We have an appointment to get shot…

...with the vaccine against COVID-19.

Wife Amy and I have an appointment — together — for the first of two shots of the COVID-19 virus next month. With luck, we can make it through the next four weeks without contacting the deadly infection. After a year of keeping the pandemic at bay, we will keep our fingers, toes, and eyes crossed.

Old age, baseball star Satchel Paige once said, is a “case of mind over matter. If I don’t mind, it don’t matter.”

At age 73, it does matter, particularly when there’s a virus out there that doesn’t like us older folks with what the Centers for Disease control call “underlying conditions.” In my case, that’s COPD, severe rheumatoid arthritis, and a battered brain that suffers memory loss and other problems.

Amy is a few years younger but has asthma, a heart condition, and a few other conditions that bring her up the scale in vaccine priority. We both move with a lot of aches and moans.

Availability of the shots has fallen behind from the rosy predictions of those supposedly responsible for making sure such things happen but not unexpected in these complicated times.

Those responsible?

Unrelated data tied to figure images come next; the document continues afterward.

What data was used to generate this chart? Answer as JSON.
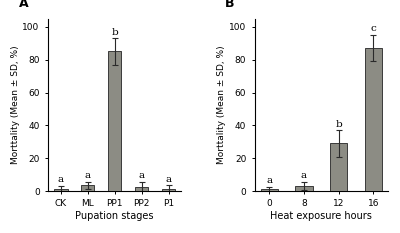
{
  "panel_A": {
    "categories": [
      "CK",
      "ML",
      "PP1",
      "PP2",
      "P1"
    ],
    "values": [
      1.0,
      3.5,
      85.0,
      2.5,
      1.5
    ],
    "errors": [
      2.0,
      2.2,
      8.0,
      3.0,
      2.0
    ],
    "letters": [
      "a",
      "a",
      "b",
      "a",
      "a"
    ],
    "xlabel": "Pupation stages",
    "ylabel": "Morttality (Mean ± SD, %)",
    "panel_label": "A",
    "ylim": [
      0,
      105
    ],
    "yticks": [
      0,
      20,
      40,
      60,
      80,
      100
    ]
  },
  "panel_B": {
    "categories": [
      "0",
      "8",
      "12",
      "16"
    ],
    "values": [
      1.0,
      3.0,
      29.0,
      87.0
    ],
    "errors": [
      1.5,
      2.5,
      8.0,
      8.0
    ],
    "letters": [
      "a",
      "a",
      "b",
      "c"
    ],
    "xlabel": "Heat exposure hours",
    "ylabel": "Morttality (Mean ± SD, %)",
    "panel_label": "B",
    "ylim": [
      0,
      105
    ],
    "yticks": [
      0,
      20,
      40,
      60,
      80,
      100
    ]
  },
  "bar_color": "#8C8C84",
  "bar_edgecolor": "#3a3a3a",
  "bar_width": 0.5,
  "background_color": "#ffffff",
  "tick_font_size": 6.5,
  "letter_font_size": 7.5,
  "panel_label_font_size": 9,
  "xlabel_font_size": 7.0,
  "ylabel_font_size": 6.5
}
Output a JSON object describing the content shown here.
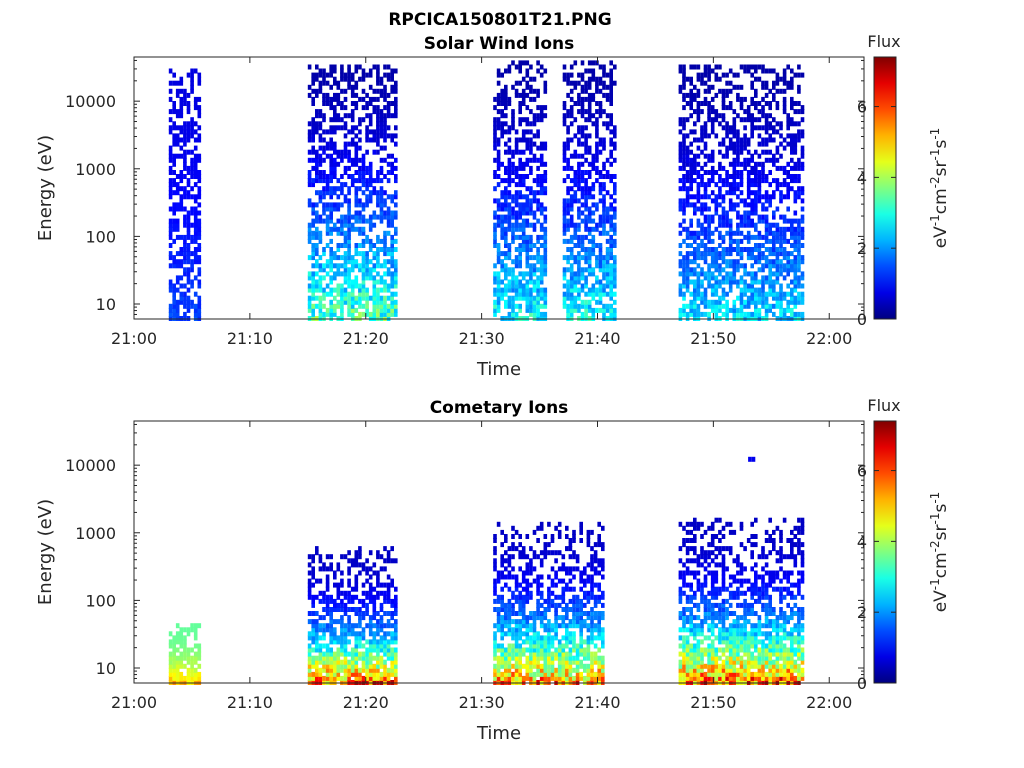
{
  "figure": {
    "title": "RPCICA150801T21.PNG"
  },
  "chart_data": [
    {
      "type": "heatmap",
      "title": "Solar Wind Ions",
      "xlabel": "Time",
      "ylabel": "Energy (eV)",
      "x_ticks": [
        "21:00",
        "21:10",
        "21:20",
        "21:30",
        "21:40",
        "21:50",
        "22:00"
      ],
      "x_range_minutes": [
        0,
        63
      ],
      "y_scale": "log",
      "y_ticks": [
        10,
        100,
        1000,
        10000
      ],
      "y_tick_labels": [
        "10",
        "100",
        "1000",
        "10000"
      ],
      "y_range": [
        6,
        45000
      ],
      "colorbar": {
        "title": "Flux",
        "label": "eV-1cm-2sr-1s-1",
        "min": 0,
        "max": 7.4,
        "ticks": [
          0,
          2,
          4,
          6
        ],
        "colormap": "jet"
      },
      "bursts": [
        {
          "t_start": "21:03",
          "t_end": "21:05",
          "e_low": 6,
          "e_high": 28000,
          "flux_low": 0.7,
          "flux_high": 1.6
        },
        {
          "t_start": "21:15",
          "t_end": "21:22",
          "e_low": 6,
          "e_high": 35000,
          "flux_low": 0.3,
          "flux_high": 4.2
        },
        {
          "t_start": "21:31",
          "t_end": "21:35",
          "e_low": 6,
          "e_high": 38000,
          "flux_low": 0.3,
          "flux_high": 3.6
        },
        {
          "t_start": "21:37",
          "t_end": "21:41",
          "e_low": 6,
          "e_high": 38000,
          "flux_low": 0.3,
          "flux_high": 3.6
        },
        {
          "t_start": "21:47",
          "t_end": "21:57",
          "e_low": 6,
          "e_high": 34000,
          "flux_low": 0.3,
          "flux_high": 3.2
        }
      ]
    },
    {
      "type": "heatmap",
      "title": "Cometary Ions",
      "xlabel": "Time",
      "ylabel": "Energy (eV)",
      "x_ticks": [
        "21:00",
        "21:10",
        "21:20",
        "21:30",
        "21:40",
        "21:50",
        "22:00"
      ],
      "x_range_minutes": [
        0,
        63
      ],
      "y_scale": "log",
      "y_ticks": [
        10,
        100,
        1000,
        10000
      ],
      "y_tick_labels": [
        "10",
        "100",
        "1000",
        "10000"
      ],
      "y_range": [
        6,
        45000
      ],
      "colorbar": {
        "title": "Flux",
        "label": "eV-1cm-2sr-1s-1",
        "min": 0,
        "max": 7.4,
        "ticks": [
          0,
          2,
          4,
          6
        ],
        "colormap": "jet"
      },
      "bursts": [
        {
          "t_start": "21:03",
          "t_end": "21:05",
          "e_low": 6,
          "e_high": 45,
          "flux_low": 3.5,
          "flux_high": 5.5
        },
        {
          "t_start": "21:15",
          "t_end": "21:22",
          "e_low": 6,
          "e_high": 600,
          "flux_low": 0.5,
          "flux_high": 7.2
        },
        {
          "t_start": "21:31",
          "t_end": "21:40",
          "e_low": 6,
          "e_high": 1500,
          "flux_low": 0.5,
          "flux_high": 6.9
        },
        {
          "t_start": "21:47",
          "t_end": "21:57",
          "e_low": 6,
          "e_high": 1600,
          "flux_low": 0.5,
          "flux_high": 7.3
        },
        {
          "t_start": "21:53",
          "t_end": "21:53",
          "e_low": 12000,
          "e_high": 13000,
          "flux_low": 0.8,
          "flux_high": 0.8
        }
      ]
    }
  ]
}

That’s probably not an issue to discuss i mixed company when it comes to our national elected officials. President Harry Truman proudly says “the buck stops here.” Now, the believe by many is more like “Pass the buck to someone else. I’m not responsible.”

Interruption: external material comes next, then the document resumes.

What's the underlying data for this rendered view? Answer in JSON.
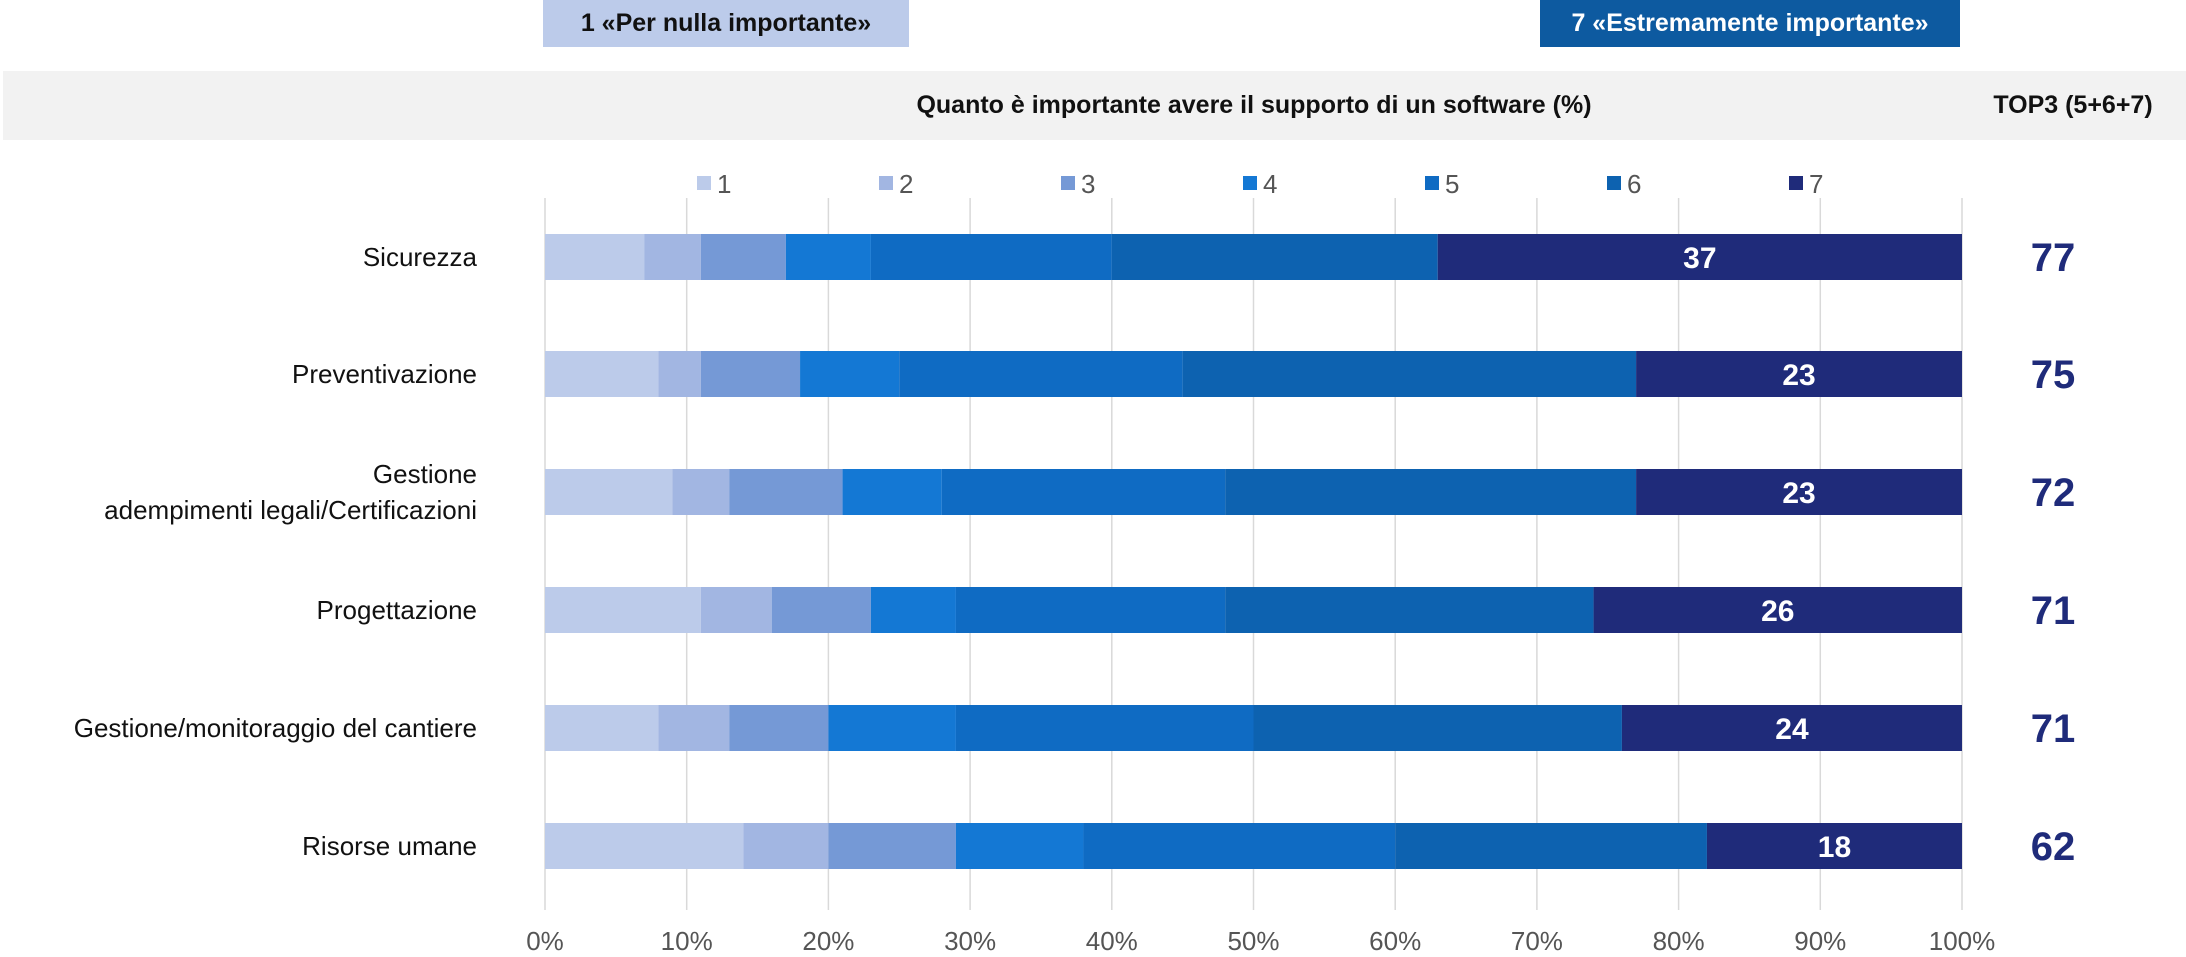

As of Sunday 30.8 million have been vaccindated, reports The Washington Post. That’s 9.3 percent of Americans who need the shot with 24.9 percent of the “prioritized” population.

The Post adds:

Supplies of vaccines allocated to states are far below the expanding group of eligible people. States are struggling to make and keep appointments as supply trails demand. On the other hand, some states are falling behind vaccination goals because of resistance to taking the vaccines. At current rates, it is likely to be months before the existing prioritized population is vaccinated. Doses are currently allocated for only a third of the priority populations identified by states.

Many states are doing a poor job of describing who is getting the vaccines.

In Virginia, 843,442 have received the first shot — 9.9 percent of those who need it — and 2.1 percent have received their second shot.

An acquaintance earlier this week said he is looking forward to getting his shots so “I won’t have to wear that damn mask.”

Sorry, I had to tell him. The masks will remain as long as we have an emergency declared and that end is many months off.

A study by the New England Journal of Medicine says the first shot doesn’t start protection until after 12 days and will reach about 54 percent “in a few weeks. ” At best, after the second shot, most may have up to 90 percent of protection, but that still means one out of every 10 may still catch the virus.

Plus, the variants appearing overseas and in the United States may not provide that level of protection.

We have a long way to go before the mask goes into the drawer or the trash.